元市民の自分としては、笹の川酒造と県南酒販の商品はなるべく取り上げたいところですが、最近の笹の川酒造は安積蒸留所のニューボーンだけでなく、買い付けた原酒を数年程度熟成庫で追加熟成させ、オリジナルブレンドのリリースも精力的に行っており、百貨店限定品とかもあったりするのでつい見落としがち・・・。
調べてみると、直近ではシェリーやワインなど、各種フィニッシュのリリースが行われていたところでした。

今回のリリースは、50本と非常に少数のリリースであることから、何らかのイベント向けかなにかで、こうした貯蔵原酒の一部を用いてブレンドされたものと考えられます。
香味から察するに、ベースになった原酒の系統はハイランドタイプ。使われている原酒の熟成期間は10~15年程度といったところでしょうか。
ポートワイン樽とシーズニングシェリー樽でそれぞれ原酒をフィニッシュしたそうですが、ポートよりもシェリーの方がフレーバーが馴染んでいるため、ベースに使われた原酒がそれぞれ異なるか、あるいはフィニッシュ期間がシェリー樽原酒のほうが長いのかもしれません。

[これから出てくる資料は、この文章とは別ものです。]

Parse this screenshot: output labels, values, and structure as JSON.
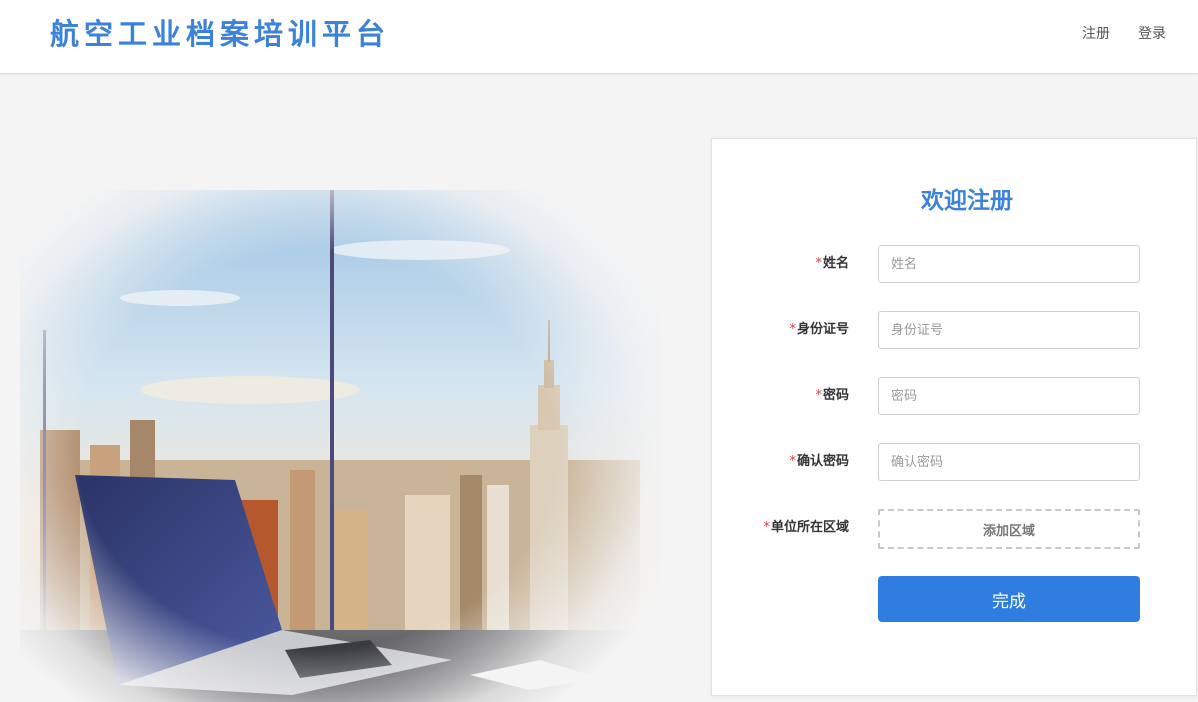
{
  "header": {
    "brand": "航空工业档案培训平台",
    "nav": {
      "register": "注册",
      "login": "登录"
    }
  },
  "form": {
    "title": "欢迎注册",
    "required_mark": "*",
    "fields": [
      {
        "label": "姓名",
        "placeholder": "姓名"
      },
      {
        "label": "身份证号",
        "placeholder": "身份证号"
      },
      {
        "label": "密码",
        "placeholder": "密码"
      },
      {
        "label": "确认密码",
        "placeholder": "确认密码"
      }
    ],
    "region": {
      "label": "单位所在区域",
      "button": "添加区域"
    },
    "submit": "完成"
  },
  "colors": {
    "brand": "#3b82d8",
    "primary_button": "#2f7de1",
    "required": "#e53935"
  },
  "icons": {
    "hero": "city-skyline-laptop-illustration"
  }
}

シーズニングシェリー系の香味をベースに、ポートワイン由来の甘味や酸味がアクセントになっているような構成。加水で整えられた口当たりは穏やかで、突き抜けないものの、全体的にバランスは悪くありません。
それこそ初期の頃にリリースされていた山桜15年シェリーカスクなどと比べると、ブレンドのノウハウが蓄積されてきてるなぁ、とも感じるリリースでした。

本ボトルはイベント会場で購入したものとのこと。ブースにあったのか、ボールペンを使って書かれた社長のサインが、本人を知ってる人には逆にチャーミングです(笑)。